Joline Terranova: la realtà oltre lo schermo in ‘Connessioni sospese’

Nel suo nuovo singolo “Connessioni sospese”, Joline Terranova affronta con sensibilità e consapevolezza uno dei temi più attuali del nostro tempo: la solitudine mascherata da iperconnessione. Un brano che racconta un amore nato e consumato dietro uno schermo, dove la distanza virtuale finisce per sostituire quella reale, lasciando spazio al vuoto emotivo.

Con il suo stile pop dalle sfumature R&B, l’artista siciliana invita a riflettere sul valore dei rapporti autentici e sul contatto umano come forma di verità e presenza. “Un amore va vissuto fisicamente e non virtualmente”, afferma, ribadendo la necessità di ritrovare quella dimensione reale che la tecnologia troppo spesso offusca.

In “Connessioni sospese”, Joline mette a nudo emozioni universali — il desiderio di vicinanza, la paura della distanza, il bisogno di sentirsi davvero visti — e lo fa attraverso un linguaggio musicale che unisce introspezione e modernità.

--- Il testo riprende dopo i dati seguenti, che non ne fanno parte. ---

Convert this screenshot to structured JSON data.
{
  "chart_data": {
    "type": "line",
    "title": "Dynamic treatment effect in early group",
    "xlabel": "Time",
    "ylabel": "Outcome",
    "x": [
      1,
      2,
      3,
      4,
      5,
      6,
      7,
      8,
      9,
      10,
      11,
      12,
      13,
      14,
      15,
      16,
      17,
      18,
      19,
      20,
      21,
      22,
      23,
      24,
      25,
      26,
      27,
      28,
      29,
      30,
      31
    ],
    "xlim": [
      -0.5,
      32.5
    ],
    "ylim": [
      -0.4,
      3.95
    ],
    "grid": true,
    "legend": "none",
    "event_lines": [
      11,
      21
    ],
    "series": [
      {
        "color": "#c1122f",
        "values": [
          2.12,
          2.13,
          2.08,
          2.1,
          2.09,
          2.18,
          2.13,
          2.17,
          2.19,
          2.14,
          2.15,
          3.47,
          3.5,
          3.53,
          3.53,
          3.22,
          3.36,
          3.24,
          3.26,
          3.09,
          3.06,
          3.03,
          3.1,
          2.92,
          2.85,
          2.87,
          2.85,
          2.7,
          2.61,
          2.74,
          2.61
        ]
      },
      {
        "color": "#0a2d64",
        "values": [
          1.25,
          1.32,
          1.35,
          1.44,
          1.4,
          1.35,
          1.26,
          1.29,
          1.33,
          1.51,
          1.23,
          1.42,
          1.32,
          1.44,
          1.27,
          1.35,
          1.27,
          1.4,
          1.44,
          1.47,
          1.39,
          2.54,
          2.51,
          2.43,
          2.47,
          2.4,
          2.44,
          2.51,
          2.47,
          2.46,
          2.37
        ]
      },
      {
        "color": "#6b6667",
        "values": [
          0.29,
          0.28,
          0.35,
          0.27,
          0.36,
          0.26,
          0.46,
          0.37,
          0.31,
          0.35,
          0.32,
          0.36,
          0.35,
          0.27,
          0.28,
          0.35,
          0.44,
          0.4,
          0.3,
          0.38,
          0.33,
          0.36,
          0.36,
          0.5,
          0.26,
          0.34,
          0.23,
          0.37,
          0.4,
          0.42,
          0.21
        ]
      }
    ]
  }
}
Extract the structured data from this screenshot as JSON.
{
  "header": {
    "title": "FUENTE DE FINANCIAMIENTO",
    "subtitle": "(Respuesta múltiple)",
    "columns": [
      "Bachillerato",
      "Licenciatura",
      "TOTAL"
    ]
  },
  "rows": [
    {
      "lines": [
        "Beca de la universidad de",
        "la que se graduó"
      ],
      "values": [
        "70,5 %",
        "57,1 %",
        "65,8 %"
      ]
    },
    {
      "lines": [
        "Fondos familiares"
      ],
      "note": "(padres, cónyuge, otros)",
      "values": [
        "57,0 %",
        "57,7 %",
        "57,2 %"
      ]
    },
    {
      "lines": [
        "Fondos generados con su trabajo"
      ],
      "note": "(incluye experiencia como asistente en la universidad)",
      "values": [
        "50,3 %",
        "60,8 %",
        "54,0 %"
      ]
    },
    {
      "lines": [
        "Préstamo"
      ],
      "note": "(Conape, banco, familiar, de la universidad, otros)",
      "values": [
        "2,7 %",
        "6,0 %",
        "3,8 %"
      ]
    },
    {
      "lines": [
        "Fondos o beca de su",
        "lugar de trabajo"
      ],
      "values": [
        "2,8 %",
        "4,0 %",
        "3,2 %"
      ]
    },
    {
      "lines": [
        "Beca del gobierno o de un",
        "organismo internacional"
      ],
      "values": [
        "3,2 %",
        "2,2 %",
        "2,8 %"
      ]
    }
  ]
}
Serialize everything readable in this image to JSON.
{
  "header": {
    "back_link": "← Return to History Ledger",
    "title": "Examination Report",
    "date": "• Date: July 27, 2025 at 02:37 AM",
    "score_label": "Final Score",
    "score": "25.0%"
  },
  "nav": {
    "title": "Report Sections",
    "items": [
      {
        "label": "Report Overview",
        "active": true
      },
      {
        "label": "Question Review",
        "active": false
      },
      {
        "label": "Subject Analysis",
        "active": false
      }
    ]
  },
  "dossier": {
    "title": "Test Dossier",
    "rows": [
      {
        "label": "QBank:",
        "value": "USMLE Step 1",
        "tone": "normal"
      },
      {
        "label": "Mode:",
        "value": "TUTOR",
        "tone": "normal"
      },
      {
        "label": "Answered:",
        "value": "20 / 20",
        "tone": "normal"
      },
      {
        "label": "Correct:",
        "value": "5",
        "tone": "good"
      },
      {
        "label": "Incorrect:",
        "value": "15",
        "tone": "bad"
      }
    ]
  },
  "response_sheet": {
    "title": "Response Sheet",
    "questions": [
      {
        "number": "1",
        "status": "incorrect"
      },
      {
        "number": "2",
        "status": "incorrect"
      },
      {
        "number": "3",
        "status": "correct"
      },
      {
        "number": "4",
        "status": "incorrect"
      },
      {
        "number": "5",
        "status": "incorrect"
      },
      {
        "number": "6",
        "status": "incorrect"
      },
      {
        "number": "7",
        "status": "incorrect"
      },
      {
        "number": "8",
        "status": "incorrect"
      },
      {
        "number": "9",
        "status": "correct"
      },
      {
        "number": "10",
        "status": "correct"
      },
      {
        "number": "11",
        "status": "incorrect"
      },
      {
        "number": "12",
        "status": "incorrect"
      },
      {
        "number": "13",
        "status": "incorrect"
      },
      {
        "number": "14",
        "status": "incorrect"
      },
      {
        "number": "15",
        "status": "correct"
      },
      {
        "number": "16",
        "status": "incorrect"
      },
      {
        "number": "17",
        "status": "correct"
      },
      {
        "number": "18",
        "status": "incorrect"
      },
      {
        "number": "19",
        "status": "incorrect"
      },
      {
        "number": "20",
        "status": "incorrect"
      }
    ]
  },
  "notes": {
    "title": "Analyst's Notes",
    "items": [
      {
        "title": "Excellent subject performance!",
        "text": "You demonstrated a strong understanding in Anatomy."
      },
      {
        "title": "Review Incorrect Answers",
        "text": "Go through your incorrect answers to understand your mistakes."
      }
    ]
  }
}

La sua voce diventa così un ponte ideale tra mondi e generazioni, ricordando che nessuna rete digitale potrà mai sostituire la forza di uno sguardo, di un abbraccio, di una connessione vera.

In “Connessioni sospese” emerge il tema della solitudine mascherata da connessione: ti senti vicina a questa contraddizione?
“Nel brano Connessioni sospese si parla di un amore vissuto a distanza dietro uno schermo. Non finito bene perché alla fine lei ha dato il ben servito a lui. Ma con questa storia ho voluto sottolineare quanto siamo soli certe volte e questa solitudine è data dall’assenza di un contatto fisico. Penso che un amore va vissuto fisicamente e non virtualmente quindi è importante trasmettere alle nuove generazioni proprio questo importante aspetto. Non perdiamo il contatto fisico.”

Quanto pensi che la musica sia un mezzo per ristabilire legami autentici?
“Per quanto mi riguarda ricordo ancora che da ragazzina quando mi innamoravo di qualcuno ho ricevevo una delusione mi chiudevo nella mia stanzetta e ascoltavo le canzoni che mi aiutavano a piangere, sfogarmi ed emozionarmi.”

C’è una frase della canzone che consideri il cuore del brano?
“Sì, quando dico: “c’è una rete che ci lega ma ci separa e non c’è futuro perché sei lontano.” ”

Nella tua visione, cosa significa davvero essere “connessi”?
“La connessione è qualcosa che unisce vista però dal punto di vista fisico. Quando si parla di virtuale tutto cambia.”

Se dovessi immaginare la tua musica come un ponte tra mondi, quali mondi metterebbe in relazione?
“Sicuramente dal punto di vista musicale come genere, tra il mondo del pop rock e quello R&B. Dal punto di vista invece di luogo identificherei un ponte tra i teatri e sale concerto.”